Malaysia Withdraws from US Reciprocal Trade Agreement, First in the World
Malaysia has officially withdrawn from the Reciprocal Trade Agreement (ART) with the United States, becoming the first nation to cancel a pact previously negotiated under Washington’s reciprocal tariff framework. The move is expected to potentially trigger other countries to review similar agreements.
Malaysia’s Minister of Investment, Trade, and Industry, Johari Abdul Ghani, announced on Sunday, 15 March that the Reciprocal Trade Agreement between the two nations is no longer valid.
The decision was taken following the US Supreme Court’s ruling on 20 February 2026, which invalidated the Trump administration’s reciprocal tariff policy previously implemented under the International Economic Emergency Powers Act (IEEPA). The court determined that the president lacked legal authority to impose broad tariffs under that legislation, thereby nullifying the foundation of the trade agreement.
“The agreement is not suspended. It no longer exists, it is void, and it is not in effect,” said Johari. He added that the US still possesses other instruments, such as tariffs under Section 122 or Section 301 investigations.
The agreement was previously signed on 26 October 2025 in Kuala Lumpur by Prime Minister Anwar Ibrahim and President Trump. Negotiations were led by former trade minister Tengku Zafrul Aziz.
Under the agreement, Malaysia successfully avoided tariffs as high as 47% by negotiating a reduction to 24%, then further to approximately 19%. In return, Malaysia granted expanded market access and various policy concessions to the United States.
However, following the US Supreme Court’s decision to invalidate the reciprocal tariff policy, the Trump administration implemented a uniform 10% tariff on all trading partners under Section 122. This situation meant that countries with special agreements no longer gained preferential advantages compared to nations without such agreements.

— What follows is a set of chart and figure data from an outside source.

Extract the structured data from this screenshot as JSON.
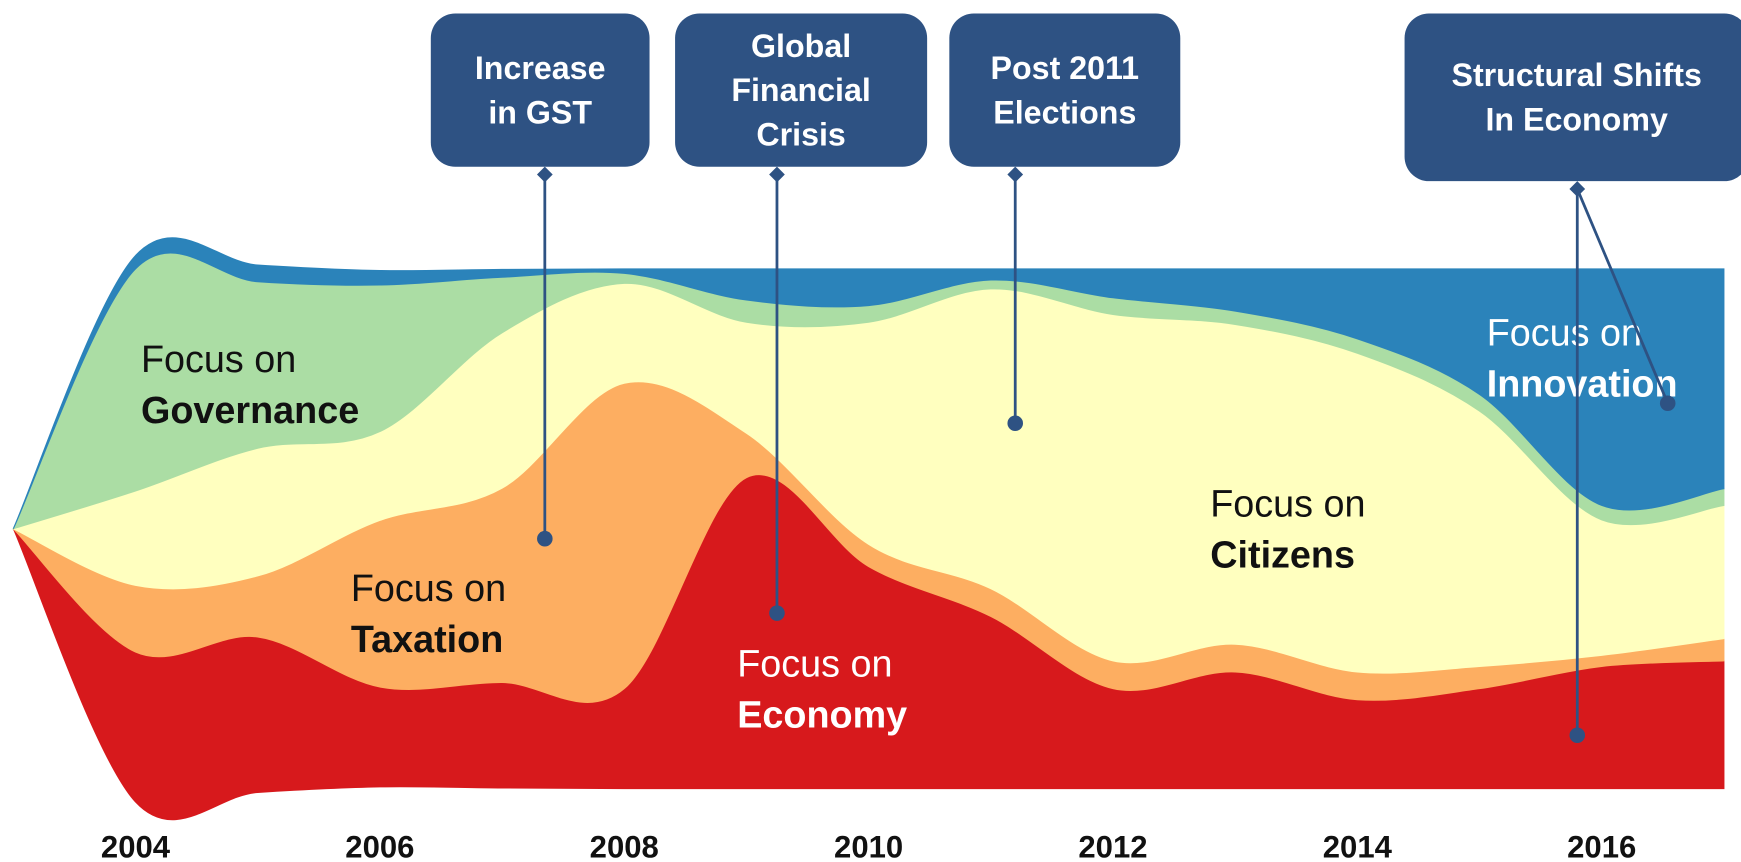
{
  "chart_data": {
    "type": "streamgraph",
    "x": [
      2003,
      2004,
      2005,
      2006,
      2007,
      2008,
      2009,
      2010,
      2011,
      2012,
      2013,
      2014,
      2015,
      2016,
      2017
    ],
    "xlim": [
      2003,
      2017.14
    ],
    "xticks": [
      2004,
      2006,
      2008,
      2010,
      2012,
      2014,
      2016
    ],
    "label_prefix": "Focus on",
    "series": [
      {
        "name": "Economy",
        "color": "#d7191c",
        "values": [
          0,
          135,
          140,
          90,
          95,
          90,
          280,
          200,
          155,
          90,
          105,
          80,
          90,
          110,
          115
        ]
      },
      {
        "name": "Taxation",
        "color": "#fdae61",
        "values": [
          0,
          60,
          55,
          150,
          175,
          275,
          40,
          20,
          25,
          25,
          25,
          25,
          20,
          10,
          20
        ]
      },
      {
        "name": "Citizens",
        "color": "#ffffbf",
        "values": [
          0,
          85,
          115,
          80,
          140,
          90,
          100,
          200,
          270,
          312,
          288,
          287,
          230,
          122,
          120
        ]
      },
      {
        "name": "Governance",
        "color": "#abdda4",
        "values": [
          0,
          200,
          150,
          132,
          50,
          9,
          20,
          15,
          8,
          15,
          12,
          13,
          15,
          13,
          15
        ]
      },
      {
        "name": "Innovation",
        "color": "#2b83ba",
        "values": [
          0,
          12,
          15,
          13,
          7,
          4,
          28,
          33,
          10,
          26,
          38,
          63,
          113,
          213,
          198
        ]
      }
    ],
    "annotations": [
      {
        "lines": [
          "Increase",
          "in GST"
        ],
        "x": 2007.35
      },
      {
        "lines": [
          "Global",
          "Financial",
          "Crisis"
        ],
        "x": 2009.25
      },
      {
        "lines": [
          "Post 2011",
          "Elections"
        ],
        "x": 2011.2
      },
      {
        "lines": [
          "Structural Shifts",
          "In Economy"
        ],
        "x": 2015.8
      }
    ]
  }
}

Analysts identify two major factors that could drive other countries to follow Malaysia’s lead. Firstly, the economic value of the trade agreement has declined sharply following the invalidation of the reciprocal tariff policy.
Major trading partners including the European Union, Japan, South Korea, Vietnam, Indonesia, Bangladesh, and India previously received tariffs of 15%–20% and provided significant concessions regarding market access, procurement, and regulation. However, they now receive the same tariff treatment as countries that did not sign an agreement.
Secondly, trade pressure from Washington has continued despite the agreement. On 11–12 March 2026, the US Trade Representative Office (USTR) launched new investigations under Section 301 against major economies, including those with trade agreements with the US, concerning industrial policy and alleged forced labour practices.
This situation demonstrates that partner countries remain at risk of facing further investigations and additional tariffs despite having granted substantial concessions.
For many governments, this raises fundamental questions about the benefits of maintaining politically costly agreements if tariff treatment remains identical and trade pressure persists. Malaysia’s decision to cancel the agreement is expected to potentially trigger similar action from other nations.